Rewiring your home can seem like a daunting task, but with the right preparation and safety precautions, it is possible for a dedicated DIYer to take on. Rewiring a home involves replacing old, damaged, or insufficient electrical wiring with new wires and components that meet modern electrical codes and standards. The main motivations for rewiring are to increase safety, gain more power and circuits, or update aesthetics. With proper planning and caution, you can successfully rewire all or part of your home without having to hire an electrician.
Reasons for Rewiring Your Home
Here are some of the top reasons you may need to rewire your house:
Outdated wiring - Homes older than 40 years likely contain outdated, insufficient, or damaged wiring that poses safety risks like fires and electrocution. Upgrading to modern wiring prevents hazards.
Faulty circuits and fuses - Frequent blown fuses, flickering lights, or odd electrical behavior likely indicate faulty, failing wiring that needs to be replaced.
Exposed wires - Exposed or fraying wiring poses shock and fire risks. Rewiring allows you to bring all wires up to code and enclose them properly.
Overloaded circuits - If your circuits constantly trip or you don't have enough outlets in each room for modern devices, your wiring may be overloaded and in need of upgrading.
Need for more circuits - Rewiring allows you to add more individual circuits, distributing the electrical load more efficiently.
Higher wattage - Modern appliances require more wattage than old homes provide.
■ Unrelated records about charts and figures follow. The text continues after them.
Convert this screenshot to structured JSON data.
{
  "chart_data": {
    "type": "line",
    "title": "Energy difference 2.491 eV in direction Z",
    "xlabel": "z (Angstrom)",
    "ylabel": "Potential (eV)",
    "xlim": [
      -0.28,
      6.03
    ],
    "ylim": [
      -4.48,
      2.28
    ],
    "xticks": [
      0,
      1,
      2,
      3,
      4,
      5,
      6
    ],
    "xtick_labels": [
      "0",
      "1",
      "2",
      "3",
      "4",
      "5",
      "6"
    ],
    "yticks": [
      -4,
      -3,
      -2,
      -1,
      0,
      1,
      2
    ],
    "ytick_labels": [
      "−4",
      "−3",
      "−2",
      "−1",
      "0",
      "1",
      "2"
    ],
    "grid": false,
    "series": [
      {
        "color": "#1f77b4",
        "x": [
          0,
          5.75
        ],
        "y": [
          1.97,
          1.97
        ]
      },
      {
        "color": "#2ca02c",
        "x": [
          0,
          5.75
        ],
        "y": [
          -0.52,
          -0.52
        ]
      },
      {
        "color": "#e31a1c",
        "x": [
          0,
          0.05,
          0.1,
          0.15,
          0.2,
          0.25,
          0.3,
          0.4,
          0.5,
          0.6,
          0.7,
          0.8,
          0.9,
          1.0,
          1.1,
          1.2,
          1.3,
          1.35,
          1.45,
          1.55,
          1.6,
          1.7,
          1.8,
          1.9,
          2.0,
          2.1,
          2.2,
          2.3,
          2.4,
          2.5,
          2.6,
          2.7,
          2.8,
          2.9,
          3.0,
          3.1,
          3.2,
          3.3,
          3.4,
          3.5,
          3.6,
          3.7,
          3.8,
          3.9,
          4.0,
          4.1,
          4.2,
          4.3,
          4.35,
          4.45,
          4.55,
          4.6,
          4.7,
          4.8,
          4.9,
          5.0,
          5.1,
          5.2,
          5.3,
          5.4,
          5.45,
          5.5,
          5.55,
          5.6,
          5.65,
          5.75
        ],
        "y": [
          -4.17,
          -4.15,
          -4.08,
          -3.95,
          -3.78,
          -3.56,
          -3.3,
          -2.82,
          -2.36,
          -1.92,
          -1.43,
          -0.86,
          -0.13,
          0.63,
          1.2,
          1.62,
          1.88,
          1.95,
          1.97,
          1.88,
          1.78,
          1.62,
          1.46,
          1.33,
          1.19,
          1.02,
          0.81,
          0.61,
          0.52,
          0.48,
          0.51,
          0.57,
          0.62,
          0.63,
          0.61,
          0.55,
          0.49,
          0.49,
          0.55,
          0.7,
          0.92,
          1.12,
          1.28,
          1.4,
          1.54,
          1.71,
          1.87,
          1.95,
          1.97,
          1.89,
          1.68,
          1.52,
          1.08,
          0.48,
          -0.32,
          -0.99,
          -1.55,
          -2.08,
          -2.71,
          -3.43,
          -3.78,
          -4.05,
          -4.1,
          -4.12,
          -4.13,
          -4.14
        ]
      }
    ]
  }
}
Rewiring allows increasing the electrical service to your panel.
Hide wires in walls - Rewiring allows you to route wires through walls and ceilings for a cleaner, streamlined look.
Add outlets - Additional outlets can be added in convenient, visually pleasing locations during rewiring.
Lighting controls - Smart switches, dimmers, and lighting control systems often require wiring upgrades.
Rewiring a home comes with risks of electrocution, fire, and shock. Take these essential precautions:
Turn Off Power
Shut off all power at the main circuit breaker panel before starting any work.
Test wires with a voltmeter to be sure they are de-energized.
Leave power off until all work is complete.
Use Extreme Caution
Wear rubber-soled shoes and insulated gloves when handling wires.
Work on only one circuit at a time.
Keep flammable materials away from work area.
Hire an Electrician if Unsure
If you lack confidence in your skills, hire a pro to avoid safety mishaps.
Have an electrician double check your work when complete.
Planning Your Rewiring Project
Careful planning is crucial to successfully rewiring your home DIY-style. Here are key steps:
Research Local Codes
- Electrical codes can vary regionally. Research your local codes to ensure compliance.
Consider Whole House or Partial Rewiring
- A full rewire is best for old homes but partial may suffice in newer ones.
Develop a Wiring Diagram
- Map out a wiring diagram detailing all circuits, wire sizing, outlets, switches etc.
Calculate Electrical Load Needs
- Estimate your home's electrical needs for lighting, appliances, HVAC, etc. to sizewiring appropriately.
Select Appropriate Wiring
- Choose wire gauge and type (copper, aluminum) based on electrical load.
Purchase All Necessary Materials and Tools
- Buy all wiring, outlets, boxes, conduit, etc. called for in your plan.
Establish a Logical Work Sequence
- Plan the order in which you'll rewire rooms to maximize efficiency.
Rewiring Your Home Room by Room
Here is a step-by-step guide to rewiring a room:
Turn Off Power
- Shut off power at the breaker and verify it's off with a voltmeter.
Remove Old Wiring
- Take out outdated wiring. This may require cutting into walls.
Run New Wiring
- Route new wiring through walls, ceilings, and conduits as mapped in your plan. Leave extra length.
Install Electrical Boxes
- Mount new electrical boxes where outlets, switches, and fixtures will go.
- Join the new wires to fixtures, devices, and other wiring using proper methods.
- Attach outlets, switches, and other electrical devices.
Close Up Walls and Ceilings
- Patch drywall or plaster around boxes and conduits.
- Label each circuit clearly in the breaker panel and with outlet stickers.
Test and Restore Power
- Verify safety with an electrician, then restore power.
Once all rooms are successfully rewired, there are a few final steps:
- Have an electrician inspect your work for safety and code compliance.
- Update your home insurance company on the rewiring.
- Reset any wall-mounted electronics that were removed temporarily.
- Dispose of all old wiring safely.
- Make a record of your new wiring plan for future residents.
While rewiring a home is a major undertaking, it is possible for some homeowners to tackle it themselves and save on electrician costs. With proper planning for safety and legal compliance, adequate skills, and extreme care when handling wiring, you can successfully rewire your outdated home. Just be sure to enlist help from experts when needed. Your improved electrical safety and functionality will make the effort worthwhile.